Quisiéramos que ese diálogo fuese más intenso, y que el espacio común del idioma se volviera mucho más terrenal, más fácilmente transitable. Quizás porque nuestro mundo común ha sido creado por la literatura, y no por el comercio del carbón y el acero, notamos con frecuencia que nos sobran palabras y nos faltan hechos, y que los vapores de un idioma demasiado sonoro y demasiado meloso nos aletargan la conciencia, la capacidad de juzgar y actuar. Celebramos con euforia estadística lo cientos de millones de hablantes que tiene nuestra lengua, pero no advertimos que falta mucho aún para que nuestras mejores creaciones alcancen la visibilidad que merece en los repertorios de la cultura universal, en los cuales tenemos una presencia muy limitada, y muchas veces desfigurada también por la caricatura de lo exótico. Los idiomas no existen fuera de las personas que los hablan: el porvenir del español no puede estar en la demografía, sino en el progreso, en la justicia social y en la educación que mejorarán la vida y por lo tanto las capacidades expresivas de quienes lo hablan.

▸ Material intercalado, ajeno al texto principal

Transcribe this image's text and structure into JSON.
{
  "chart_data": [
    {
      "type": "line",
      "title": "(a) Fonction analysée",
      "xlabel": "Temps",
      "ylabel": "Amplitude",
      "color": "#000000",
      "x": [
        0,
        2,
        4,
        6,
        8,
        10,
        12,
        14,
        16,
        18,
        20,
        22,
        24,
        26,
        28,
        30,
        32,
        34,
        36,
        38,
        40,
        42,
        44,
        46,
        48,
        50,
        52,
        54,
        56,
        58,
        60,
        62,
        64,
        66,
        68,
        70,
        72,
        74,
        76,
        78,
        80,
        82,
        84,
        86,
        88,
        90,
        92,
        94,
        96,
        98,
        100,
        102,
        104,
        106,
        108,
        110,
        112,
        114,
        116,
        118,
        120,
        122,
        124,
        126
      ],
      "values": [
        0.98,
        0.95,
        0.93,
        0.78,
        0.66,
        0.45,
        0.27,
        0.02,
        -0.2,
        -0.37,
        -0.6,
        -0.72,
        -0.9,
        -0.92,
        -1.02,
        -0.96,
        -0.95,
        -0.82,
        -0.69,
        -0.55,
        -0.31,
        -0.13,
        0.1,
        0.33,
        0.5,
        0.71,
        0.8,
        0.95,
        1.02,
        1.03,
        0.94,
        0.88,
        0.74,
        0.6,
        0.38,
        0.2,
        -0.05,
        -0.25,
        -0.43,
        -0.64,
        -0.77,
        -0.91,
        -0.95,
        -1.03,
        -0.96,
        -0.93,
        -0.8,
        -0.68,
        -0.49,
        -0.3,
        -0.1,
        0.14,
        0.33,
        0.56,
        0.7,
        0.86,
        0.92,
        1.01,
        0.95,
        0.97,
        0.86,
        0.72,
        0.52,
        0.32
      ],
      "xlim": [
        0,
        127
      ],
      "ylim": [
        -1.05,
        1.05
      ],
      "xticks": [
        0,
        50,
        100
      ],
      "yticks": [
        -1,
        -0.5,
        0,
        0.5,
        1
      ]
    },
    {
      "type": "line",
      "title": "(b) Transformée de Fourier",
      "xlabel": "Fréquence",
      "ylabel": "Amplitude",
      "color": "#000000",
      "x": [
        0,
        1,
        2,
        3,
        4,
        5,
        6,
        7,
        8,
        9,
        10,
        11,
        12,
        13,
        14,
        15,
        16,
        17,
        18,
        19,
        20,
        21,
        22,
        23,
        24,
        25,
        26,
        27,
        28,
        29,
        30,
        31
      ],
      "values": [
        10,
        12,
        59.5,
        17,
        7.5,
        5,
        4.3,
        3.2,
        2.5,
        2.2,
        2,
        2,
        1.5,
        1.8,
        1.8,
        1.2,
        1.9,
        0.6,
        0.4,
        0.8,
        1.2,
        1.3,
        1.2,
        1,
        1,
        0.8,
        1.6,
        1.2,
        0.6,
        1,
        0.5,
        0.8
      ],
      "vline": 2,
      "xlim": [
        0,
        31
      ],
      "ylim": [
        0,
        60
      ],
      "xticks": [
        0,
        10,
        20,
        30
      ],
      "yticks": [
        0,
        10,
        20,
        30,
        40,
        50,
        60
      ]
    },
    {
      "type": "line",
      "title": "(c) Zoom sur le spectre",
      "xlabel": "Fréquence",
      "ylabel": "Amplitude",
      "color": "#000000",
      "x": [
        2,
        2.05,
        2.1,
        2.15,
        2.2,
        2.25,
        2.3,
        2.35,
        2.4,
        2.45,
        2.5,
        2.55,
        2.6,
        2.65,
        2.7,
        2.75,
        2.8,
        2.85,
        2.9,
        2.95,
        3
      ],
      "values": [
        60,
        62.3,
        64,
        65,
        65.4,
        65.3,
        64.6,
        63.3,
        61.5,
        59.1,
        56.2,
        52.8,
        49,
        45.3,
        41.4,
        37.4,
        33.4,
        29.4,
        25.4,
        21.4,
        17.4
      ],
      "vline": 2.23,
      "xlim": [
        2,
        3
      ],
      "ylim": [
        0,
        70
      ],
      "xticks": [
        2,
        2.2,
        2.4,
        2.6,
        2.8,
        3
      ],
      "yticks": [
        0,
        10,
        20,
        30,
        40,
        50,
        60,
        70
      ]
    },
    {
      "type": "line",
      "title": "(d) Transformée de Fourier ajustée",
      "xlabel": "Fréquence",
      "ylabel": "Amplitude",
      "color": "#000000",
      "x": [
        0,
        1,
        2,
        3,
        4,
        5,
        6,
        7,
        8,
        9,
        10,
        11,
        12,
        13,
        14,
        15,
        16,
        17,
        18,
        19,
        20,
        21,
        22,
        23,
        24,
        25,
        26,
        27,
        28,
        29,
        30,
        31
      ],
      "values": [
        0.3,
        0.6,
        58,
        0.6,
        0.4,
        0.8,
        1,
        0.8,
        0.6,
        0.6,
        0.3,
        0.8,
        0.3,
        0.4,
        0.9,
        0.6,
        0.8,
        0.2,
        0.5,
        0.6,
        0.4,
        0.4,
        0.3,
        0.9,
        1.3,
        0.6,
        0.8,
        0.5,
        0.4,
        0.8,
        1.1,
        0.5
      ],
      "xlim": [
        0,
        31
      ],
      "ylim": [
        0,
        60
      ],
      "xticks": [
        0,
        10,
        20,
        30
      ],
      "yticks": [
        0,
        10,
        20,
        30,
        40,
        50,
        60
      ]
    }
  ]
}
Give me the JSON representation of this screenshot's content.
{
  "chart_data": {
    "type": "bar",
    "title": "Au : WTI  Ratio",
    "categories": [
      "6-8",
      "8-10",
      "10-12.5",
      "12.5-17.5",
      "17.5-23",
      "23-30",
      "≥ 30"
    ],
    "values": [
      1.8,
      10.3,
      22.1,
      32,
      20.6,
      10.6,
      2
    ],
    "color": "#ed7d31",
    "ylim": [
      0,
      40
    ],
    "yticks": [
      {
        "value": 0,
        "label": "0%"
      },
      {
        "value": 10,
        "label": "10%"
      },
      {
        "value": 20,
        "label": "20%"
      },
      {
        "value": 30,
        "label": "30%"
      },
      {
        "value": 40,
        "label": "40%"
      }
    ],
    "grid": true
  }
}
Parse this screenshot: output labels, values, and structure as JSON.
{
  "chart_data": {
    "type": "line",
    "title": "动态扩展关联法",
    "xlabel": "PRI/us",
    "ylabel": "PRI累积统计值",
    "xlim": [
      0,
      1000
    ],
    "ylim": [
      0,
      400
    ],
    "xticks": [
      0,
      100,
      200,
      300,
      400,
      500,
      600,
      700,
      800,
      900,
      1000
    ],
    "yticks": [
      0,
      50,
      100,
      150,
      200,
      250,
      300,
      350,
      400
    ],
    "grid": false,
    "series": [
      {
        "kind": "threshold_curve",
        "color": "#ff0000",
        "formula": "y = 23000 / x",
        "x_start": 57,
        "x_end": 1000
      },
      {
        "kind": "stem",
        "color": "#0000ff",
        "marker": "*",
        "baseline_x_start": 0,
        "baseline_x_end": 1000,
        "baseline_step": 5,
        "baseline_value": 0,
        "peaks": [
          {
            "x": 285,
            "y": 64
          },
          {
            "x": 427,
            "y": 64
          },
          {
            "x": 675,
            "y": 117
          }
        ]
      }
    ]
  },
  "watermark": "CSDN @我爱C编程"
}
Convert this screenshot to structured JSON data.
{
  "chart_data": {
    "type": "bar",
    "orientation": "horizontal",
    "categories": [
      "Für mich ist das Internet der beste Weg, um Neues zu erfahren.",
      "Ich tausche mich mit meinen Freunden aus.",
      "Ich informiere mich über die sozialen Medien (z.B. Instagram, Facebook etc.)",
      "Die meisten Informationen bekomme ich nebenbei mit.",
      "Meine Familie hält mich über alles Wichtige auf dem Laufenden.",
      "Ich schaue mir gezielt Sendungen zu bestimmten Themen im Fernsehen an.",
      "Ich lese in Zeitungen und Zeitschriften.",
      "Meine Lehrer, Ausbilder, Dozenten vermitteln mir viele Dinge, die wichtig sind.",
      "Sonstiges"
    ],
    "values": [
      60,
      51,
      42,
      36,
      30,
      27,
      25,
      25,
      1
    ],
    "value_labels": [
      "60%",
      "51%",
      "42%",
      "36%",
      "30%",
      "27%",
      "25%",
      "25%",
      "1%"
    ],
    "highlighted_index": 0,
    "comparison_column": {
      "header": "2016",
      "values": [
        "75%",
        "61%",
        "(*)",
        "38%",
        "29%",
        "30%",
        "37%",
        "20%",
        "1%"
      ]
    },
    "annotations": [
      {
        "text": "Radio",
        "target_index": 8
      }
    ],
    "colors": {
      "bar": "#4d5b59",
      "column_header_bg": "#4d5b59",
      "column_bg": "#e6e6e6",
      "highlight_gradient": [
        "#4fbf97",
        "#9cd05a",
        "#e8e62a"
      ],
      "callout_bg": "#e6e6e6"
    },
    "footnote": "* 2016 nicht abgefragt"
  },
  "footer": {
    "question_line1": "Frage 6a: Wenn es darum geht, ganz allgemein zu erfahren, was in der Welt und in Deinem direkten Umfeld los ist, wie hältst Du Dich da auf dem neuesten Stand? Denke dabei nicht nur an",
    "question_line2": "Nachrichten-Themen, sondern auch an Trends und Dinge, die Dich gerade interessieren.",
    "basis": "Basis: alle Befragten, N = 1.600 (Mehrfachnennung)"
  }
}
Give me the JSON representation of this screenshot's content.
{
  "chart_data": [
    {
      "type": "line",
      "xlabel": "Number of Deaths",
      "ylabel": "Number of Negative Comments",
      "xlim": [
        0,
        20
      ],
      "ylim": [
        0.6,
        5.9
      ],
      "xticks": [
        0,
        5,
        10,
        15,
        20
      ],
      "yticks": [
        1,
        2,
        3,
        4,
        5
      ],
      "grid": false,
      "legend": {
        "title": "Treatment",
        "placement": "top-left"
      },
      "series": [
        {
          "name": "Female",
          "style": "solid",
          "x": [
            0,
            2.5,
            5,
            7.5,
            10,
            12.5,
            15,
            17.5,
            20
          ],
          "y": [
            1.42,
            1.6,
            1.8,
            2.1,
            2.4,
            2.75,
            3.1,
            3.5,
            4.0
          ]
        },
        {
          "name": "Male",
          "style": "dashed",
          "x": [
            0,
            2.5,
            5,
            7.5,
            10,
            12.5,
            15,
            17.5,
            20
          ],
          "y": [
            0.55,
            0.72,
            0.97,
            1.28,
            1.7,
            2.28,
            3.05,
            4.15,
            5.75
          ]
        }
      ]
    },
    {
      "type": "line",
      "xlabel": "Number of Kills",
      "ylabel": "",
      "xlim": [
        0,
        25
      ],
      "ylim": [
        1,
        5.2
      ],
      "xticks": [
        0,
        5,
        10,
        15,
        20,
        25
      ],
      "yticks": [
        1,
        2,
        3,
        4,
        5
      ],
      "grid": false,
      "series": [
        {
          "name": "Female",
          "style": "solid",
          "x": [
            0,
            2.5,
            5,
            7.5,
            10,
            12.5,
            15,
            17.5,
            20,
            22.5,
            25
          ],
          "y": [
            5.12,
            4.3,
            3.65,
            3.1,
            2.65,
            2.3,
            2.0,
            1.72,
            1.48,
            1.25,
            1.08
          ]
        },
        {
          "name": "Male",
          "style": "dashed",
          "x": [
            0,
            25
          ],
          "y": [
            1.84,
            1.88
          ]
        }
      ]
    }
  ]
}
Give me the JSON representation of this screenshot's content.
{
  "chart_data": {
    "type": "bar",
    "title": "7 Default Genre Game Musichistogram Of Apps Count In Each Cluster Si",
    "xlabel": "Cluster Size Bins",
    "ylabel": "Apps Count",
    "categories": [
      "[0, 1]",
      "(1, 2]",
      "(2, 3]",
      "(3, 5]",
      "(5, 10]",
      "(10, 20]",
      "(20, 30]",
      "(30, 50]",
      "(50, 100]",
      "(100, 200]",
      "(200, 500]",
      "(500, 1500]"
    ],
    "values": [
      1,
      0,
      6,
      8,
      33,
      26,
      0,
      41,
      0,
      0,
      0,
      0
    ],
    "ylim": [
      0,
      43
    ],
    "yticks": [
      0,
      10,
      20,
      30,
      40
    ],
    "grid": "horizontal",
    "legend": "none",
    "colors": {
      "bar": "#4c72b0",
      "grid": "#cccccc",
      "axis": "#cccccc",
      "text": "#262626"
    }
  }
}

El enemigo del español no es el inglés, sino la pobreza. Lo que amenaza a la literatura y a los libros es la ignorancia y el abandono de la educación, no el Internet. La amplitud y la unidad de la lengua contrastan con la fragmentación de las literaturas que se escriben en ella, de la que sólo escapan unos pocos libros, unos pocos autores. Necesitamos mejores escuelas y mejores bibliotecas para tener más lectores: pero también necesitamos tejidos editoriales lo bastante vigorosos como para establecer de verdad un mercado común de los libros, no sólo entre España y América Latina, sino también en el interior de América, donde los libros son algunas de las mercancías que viajan más difícilmente. Necesitamos periódicos que informen con una perspectiva de verdad hispánica y revistas culturales que tengan esas virtudes que casi siempre nos faltan, rigor generoso, amplitud de miras, entusiasmo eficiente.
Necesitamos que ni los chantajes de la tiranía ni los del terrorismo pongan límites a la libertad de expresión. La mejor literatura en español la ha escrito gente que cruzaba fronteras, que escribía sobre Macondo en México o sobre la Amazonía peruana en Barcelona, sobre Cuba en Nueva York, o en Londres, sobre Benarés en Buenos Aires, sobre Santa María en Madrid. Necesitamos inocularnos contra la facilidad verbosa y la autoindulgencia del estilo con la disciplina de la sequedad expresiva. Son propósitos literarios, pero en el fondo son deseos políticos. Si tantos de nosotros nos hicimos lectores y algunos incluso llegamos a cumplir el sueño de hacernos escritores gracias al ejemplo de la generación de Gabriel García Márquez, también necesitamos que se haga práctica y tangible la ciudadanía por ahora quimérica que hemos podido soñar gracias a la literatura.